Abdullah Yıldırım’ın basın açıklamasında dikkatimi çeken bir kelime var ki oldukça kafama takıldı. Kullandığı kelime aynen şöyle, “Kişisel çıkar ve beklentilerim için başka partiye geçmek veya gizli destek vermek gibi ihanette bulunmayı hiçbir zaman düşünmemek” Evet burada gizli ama çok önemli bir iddia var. Kişisel çıkarları için başka bir partiye geçen ve kendi partisi dururken başka bir partiye “gizli” bir şekilde destek veren kişi kim? Ya da nasıl bir destek verdi. Ya da hala vermeye devam ediyor mu? Eğer bunun farkındaysa neden müdahale edilmedi? Ya da edilmiyor? İşe bu soruların cevabını oldukça merak ediyorum. Şimdi diyeceksiniz ki; Servet bey sizde o toplantıdaydınız neden sormadınız?. Yahu toplantının başlaması ile bitmesi bir oldu. Oldukça rahat davranan hatta toplantıda, “her konuda istenilen platformda tartışmaya açığım. Hodri meydan” diyen Abdullah Yıldırım, toplantı sonunda bir iki soru sorulduktan sonra toplantıyı bitirdi. Ancak aklıma takılan bir soru daha vardı ki onu sorabildim. Oda, ilçe başkanlığı döneminde Değirmenci ile kavgalıydınız. Belediye başkanımız Özcan Işıklar ile de sorunlu bir şekilde ayrıldınız. Hem parti hem de belediye ile olan kavganızın aday adaylığınızı ya da adaylığınızı etkileyeceğini düşünüyor musunuz? Sorusu idi. Bununda cevabı kısaca “hayır…” oldu.

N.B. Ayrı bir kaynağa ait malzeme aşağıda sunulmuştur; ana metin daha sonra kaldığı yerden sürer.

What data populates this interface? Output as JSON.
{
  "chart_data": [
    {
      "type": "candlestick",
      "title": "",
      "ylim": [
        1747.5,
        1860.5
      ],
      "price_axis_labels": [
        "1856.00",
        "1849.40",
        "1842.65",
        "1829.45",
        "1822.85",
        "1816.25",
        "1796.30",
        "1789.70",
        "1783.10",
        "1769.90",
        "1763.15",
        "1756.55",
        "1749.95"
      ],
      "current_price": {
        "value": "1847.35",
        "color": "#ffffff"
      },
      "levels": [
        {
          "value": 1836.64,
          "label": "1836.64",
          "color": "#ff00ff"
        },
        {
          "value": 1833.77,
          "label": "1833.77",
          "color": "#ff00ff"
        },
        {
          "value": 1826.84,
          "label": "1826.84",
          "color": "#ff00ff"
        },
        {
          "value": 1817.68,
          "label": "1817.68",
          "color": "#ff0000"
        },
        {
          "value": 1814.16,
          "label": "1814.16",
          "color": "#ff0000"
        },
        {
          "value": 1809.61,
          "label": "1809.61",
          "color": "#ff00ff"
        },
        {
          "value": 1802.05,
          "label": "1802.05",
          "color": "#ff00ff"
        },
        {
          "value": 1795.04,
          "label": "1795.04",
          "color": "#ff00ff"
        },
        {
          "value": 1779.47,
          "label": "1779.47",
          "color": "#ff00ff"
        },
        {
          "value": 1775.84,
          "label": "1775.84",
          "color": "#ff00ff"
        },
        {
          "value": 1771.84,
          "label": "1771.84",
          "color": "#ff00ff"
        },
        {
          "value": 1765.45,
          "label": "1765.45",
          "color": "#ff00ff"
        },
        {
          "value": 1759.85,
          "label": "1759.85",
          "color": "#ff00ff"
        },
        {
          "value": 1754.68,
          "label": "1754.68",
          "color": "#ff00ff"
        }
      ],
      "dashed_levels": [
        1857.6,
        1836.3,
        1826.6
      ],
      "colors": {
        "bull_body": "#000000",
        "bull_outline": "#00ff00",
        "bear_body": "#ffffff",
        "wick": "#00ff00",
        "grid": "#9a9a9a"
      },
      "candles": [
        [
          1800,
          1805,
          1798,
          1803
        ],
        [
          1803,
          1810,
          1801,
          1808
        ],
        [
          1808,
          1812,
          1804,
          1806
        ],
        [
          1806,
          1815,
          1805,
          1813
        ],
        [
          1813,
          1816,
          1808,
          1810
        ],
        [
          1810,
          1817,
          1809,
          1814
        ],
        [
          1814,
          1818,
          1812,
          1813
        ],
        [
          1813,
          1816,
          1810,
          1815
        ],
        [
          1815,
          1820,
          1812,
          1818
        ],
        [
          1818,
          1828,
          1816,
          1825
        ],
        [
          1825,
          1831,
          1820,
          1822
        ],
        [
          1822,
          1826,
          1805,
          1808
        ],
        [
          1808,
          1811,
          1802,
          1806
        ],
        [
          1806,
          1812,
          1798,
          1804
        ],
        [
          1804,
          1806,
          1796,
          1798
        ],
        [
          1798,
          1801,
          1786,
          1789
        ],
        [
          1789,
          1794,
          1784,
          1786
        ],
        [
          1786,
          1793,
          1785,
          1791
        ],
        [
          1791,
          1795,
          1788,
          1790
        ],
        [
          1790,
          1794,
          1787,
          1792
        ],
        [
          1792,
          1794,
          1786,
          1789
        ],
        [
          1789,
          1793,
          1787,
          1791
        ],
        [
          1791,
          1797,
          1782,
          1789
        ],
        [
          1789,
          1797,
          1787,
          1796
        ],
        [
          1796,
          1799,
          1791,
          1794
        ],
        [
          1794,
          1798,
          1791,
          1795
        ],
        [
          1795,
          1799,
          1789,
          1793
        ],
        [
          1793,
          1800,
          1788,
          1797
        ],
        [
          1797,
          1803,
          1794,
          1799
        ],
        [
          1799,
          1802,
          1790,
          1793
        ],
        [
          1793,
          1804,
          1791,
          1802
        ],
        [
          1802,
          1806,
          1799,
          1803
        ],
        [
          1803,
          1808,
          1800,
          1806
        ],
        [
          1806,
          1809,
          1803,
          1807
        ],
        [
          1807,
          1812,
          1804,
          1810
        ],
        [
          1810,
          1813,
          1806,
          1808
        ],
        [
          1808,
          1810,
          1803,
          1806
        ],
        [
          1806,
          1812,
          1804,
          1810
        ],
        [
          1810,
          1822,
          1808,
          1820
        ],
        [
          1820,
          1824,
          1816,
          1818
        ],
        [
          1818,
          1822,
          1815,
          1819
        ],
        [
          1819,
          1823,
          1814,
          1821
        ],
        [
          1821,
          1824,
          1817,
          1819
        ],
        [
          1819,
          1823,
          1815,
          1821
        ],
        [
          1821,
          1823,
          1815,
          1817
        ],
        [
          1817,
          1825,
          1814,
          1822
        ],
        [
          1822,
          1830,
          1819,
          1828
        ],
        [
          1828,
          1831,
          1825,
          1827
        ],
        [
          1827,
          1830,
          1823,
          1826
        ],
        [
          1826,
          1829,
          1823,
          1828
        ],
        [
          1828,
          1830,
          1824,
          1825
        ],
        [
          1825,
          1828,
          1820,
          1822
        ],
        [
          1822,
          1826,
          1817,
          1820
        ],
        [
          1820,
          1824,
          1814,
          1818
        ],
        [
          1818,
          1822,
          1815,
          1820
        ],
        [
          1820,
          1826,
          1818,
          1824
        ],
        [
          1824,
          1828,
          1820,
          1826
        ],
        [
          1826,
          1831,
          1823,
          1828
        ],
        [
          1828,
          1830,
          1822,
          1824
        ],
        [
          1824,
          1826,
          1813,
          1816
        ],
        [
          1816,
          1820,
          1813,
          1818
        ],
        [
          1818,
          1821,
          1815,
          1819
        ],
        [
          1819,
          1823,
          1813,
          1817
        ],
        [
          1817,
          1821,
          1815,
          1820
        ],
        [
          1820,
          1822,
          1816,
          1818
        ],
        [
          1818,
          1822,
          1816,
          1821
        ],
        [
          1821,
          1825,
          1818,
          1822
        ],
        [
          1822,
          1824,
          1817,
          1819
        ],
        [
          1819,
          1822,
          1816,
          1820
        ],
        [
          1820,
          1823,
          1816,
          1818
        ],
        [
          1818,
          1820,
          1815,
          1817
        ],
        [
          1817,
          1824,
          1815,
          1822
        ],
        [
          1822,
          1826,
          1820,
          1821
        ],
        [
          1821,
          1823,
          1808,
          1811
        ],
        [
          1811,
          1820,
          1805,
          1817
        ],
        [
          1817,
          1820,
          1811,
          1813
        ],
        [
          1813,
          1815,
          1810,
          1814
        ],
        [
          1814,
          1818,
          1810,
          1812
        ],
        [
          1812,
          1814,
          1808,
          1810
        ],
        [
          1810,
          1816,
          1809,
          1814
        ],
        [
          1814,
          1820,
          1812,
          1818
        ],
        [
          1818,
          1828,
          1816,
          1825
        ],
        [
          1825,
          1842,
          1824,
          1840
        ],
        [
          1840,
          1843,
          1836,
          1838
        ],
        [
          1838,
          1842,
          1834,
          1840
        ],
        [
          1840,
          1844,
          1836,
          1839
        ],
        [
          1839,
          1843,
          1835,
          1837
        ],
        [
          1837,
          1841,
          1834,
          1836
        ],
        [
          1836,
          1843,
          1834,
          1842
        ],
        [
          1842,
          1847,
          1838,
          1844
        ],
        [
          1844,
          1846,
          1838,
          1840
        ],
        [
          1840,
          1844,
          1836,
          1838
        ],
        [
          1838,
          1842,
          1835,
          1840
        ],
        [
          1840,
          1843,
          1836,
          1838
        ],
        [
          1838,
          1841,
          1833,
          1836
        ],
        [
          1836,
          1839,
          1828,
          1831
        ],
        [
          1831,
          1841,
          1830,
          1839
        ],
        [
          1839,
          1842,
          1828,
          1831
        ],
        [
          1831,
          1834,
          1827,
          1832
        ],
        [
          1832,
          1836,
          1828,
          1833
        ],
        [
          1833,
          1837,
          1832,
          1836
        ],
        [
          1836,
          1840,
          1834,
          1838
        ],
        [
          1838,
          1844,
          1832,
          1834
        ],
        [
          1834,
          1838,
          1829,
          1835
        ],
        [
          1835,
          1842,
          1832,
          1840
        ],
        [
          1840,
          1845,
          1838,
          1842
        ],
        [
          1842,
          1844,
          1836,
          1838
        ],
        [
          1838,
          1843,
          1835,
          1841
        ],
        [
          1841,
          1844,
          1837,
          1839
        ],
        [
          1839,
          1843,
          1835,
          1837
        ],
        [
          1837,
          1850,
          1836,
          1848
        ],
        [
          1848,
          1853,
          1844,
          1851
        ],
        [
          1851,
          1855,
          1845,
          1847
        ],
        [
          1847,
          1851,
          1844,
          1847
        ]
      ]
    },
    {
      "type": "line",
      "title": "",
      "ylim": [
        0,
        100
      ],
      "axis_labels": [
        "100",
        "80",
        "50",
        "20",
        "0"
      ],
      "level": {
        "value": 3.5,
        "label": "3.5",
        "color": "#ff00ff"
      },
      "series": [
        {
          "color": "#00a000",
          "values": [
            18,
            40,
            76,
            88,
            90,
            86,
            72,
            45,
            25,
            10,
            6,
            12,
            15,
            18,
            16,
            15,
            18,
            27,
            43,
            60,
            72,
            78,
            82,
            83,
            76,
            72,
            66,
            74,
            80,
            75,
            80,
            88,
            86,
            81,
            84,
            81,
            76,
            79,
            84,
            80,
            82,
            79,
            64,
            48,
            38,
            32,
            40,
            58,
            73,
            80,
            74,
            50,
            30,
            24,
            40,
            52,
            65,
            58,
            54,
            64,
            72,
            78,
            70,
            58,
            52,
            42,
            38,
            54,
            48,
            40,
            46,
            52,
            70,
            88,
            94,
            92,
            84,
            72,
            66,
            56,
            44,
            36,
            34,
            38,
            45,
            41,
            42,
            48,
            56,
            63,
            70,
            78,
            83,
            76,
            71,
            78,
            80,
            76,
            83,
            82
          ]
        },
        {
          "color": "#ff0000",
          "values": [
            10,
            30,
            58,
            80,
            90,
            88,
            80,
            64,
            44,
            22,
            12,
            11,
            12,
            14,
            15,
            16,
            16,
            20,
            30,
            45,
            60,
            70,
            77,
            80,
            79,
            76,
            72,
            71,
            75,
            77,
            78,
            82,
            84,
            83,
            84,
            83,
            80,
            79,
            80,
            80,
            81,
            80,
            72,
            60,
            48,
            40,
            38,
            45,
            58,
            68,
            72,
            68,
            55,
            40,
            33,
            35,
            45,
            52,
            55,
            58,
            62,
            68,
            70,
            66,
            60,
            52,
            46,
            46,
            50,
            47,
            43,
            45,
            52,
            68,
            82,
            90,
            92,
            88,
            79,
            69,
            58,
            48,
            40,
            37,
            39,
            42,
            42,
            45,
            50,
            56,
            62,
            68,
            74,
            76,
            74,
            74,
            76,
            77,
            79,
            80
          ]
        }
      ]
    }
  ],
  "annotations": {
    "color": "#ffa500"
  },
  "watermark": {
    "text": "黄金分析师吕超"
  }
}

Apo’cular, Selami’ciler, Özcan’cılar
Oldum olası sevmem birilerine yafta vurmayı. Ama gözler önünde olan bir gerçek var ki, içinde yaşadığımız toplum ister istemez kişileri yada gurupları şucu-bucu diye ayırıyor. Demirel’ciler, Türkeş’ciler, Ecevit’ciler gibi. Bu tür ayrıştırmalar maalesef belirli grupların yada partilerinde içerisinde yaşanıyor. Yine ilçemizden Silivri’den örnek vermek istiyorum. Abdullah Yıldırım’da adaylığını açıklayacağı toplantıda merak edilen konulardan bir tanesi de o toplantıya kimlerin katılacağı idi. Gözler Yıldırım’dan çok etrafı kesiyordu. Kimler gelmiş diye. Yani Apo’cular tespit edilmek isteniyordu. Bu durumda Silivri CHP 3’e bölündü. Bir biri ile sorunlu olan 3 gruba ayrıldı da diye biliriz. Apo’cular, Selami’ciler, Özcan’cılar. Selami Değirmenci’nin adaylığını açıkladığı toplantıya katılıp da Abdullah Yıldırım’ın kine katılmayanlar, Yıldırım’ın toplantısına gelip de, Değirmenci’nin toplantısına katılmayanlar ve Özcan Işıklar ile arası bozuk olan Abdullah Yıldırım’ın toplantısına katılıp da Başkandan fırça yemek istemeyen Özcan’cılar. Silivri’deki bu yarış da, yarışmacılar arasında oldukça büyük bir rekabet olacağı görünüyor. Bu rekabet ortamında her kes kendi haklılığını savunacak ve diğer yarışmacıları suçlayacak. Bu yarışmacıların hepsi de CHP’ li. Eğer bir bütünlük sağlanamazsa kaybeden ve asıl suçlanması gereken kim olacak? Parti yöneticileri mi? Aday adayları mı? Partililer mi? Bunu hep birlikte göreceğiz. Şimdiden bütün yarışmacı politikacılarımıza başarılar diliyorum. Ha bu arada kafama takılan şu sorular varya onları da en kısa zamanda muhataplarına sorup sizlerle paylaşacağım.